# Thread: A property of the spectrum of a compact operator

1. ## A property of the spectrum of a compact operator

Hello!

I'm going through the proof of the fact, that given a compact operator $K$ on a Banach space $X$ its spectrum $\sigma(K)$ is at most countable and 0 as the only possible accumulation point (which may or may not belong to the spectrum).

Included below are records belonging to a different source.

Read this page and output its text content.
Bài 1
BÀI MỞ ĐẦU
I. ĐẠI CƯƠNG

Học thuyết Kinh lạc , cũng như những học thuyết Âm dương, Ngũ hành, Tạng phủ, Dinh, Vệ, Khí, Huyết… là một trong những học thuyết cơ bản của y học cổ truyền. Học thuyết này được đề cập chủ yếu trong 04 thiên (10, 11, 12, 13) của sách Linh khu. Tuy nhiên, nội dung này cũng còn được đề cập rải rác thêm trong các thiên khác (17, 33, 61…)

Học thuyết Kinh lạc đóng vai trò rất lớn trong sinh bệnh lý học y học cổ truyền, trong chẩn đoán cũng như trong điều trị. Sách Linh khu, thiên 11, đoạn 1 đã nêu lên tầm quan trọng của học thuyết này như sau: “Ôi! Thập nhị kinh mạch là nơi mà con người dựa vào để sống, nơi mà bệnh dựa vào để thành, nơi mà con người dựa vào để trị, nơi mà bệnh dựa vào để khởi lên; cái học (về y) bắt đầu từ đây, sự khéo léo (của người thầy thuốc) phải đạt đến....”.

The reading has been fairly easy so far, but at the moment I'm somehow stuck at one step, namely:
The overall objective is to show that all points $\lambda\in\sigma(K)\setminus\{0\}$ are isolated.
Let $N:=N_\lambda^m(K)=\text{Ker}(\lambda I-K)^m$ and $K|_N$ be the restriction of $K$ to $N$
There is a moment when it is evident that we need finiteness of $\sigma(K|_N)$.
So they argue that this follows from the fact, that $N$ is finite-dimensional.
I can't see at the moment how exactly it follows.
Does anybody have an idea?

P.S.:
I think I should mention that $m$ is chosen so that:
$X=R+N$ with $R\cap N=\{0\}$, where $R:=R_\lambda^m(K)=\text{Im}(\lambda I-K)^m$.

HAL

2. Two questions:

1. Are you working with compact linear operators?
2. By "finiteness of $\sigma(K|_{N})$", do you mean that the cardinality of the set is finite, or that the set is bounded in the complex plane?

3. 1. Yes, it's all about linear operators.
2. I mean the cardinality of the set.

4. Suppose for a second that we are dealing with $m=1.$ Then the null space in question is the space of eigenvectors corresponding to nonzero eigenvalues, correct? Suppose you had an infinite set of nonzero eigenvalues. Well, then it is a fact that eigenvectors corresponding to different eigenvalues are linearly independent. Therefore, in order to span the eigenspace, you'd have to have infinitely many eigenvectors, contradicting the finiteness of the dimension of the null space.

I think this idea will work for you, though you'll have to adapt it to take into account the mth power of your operator.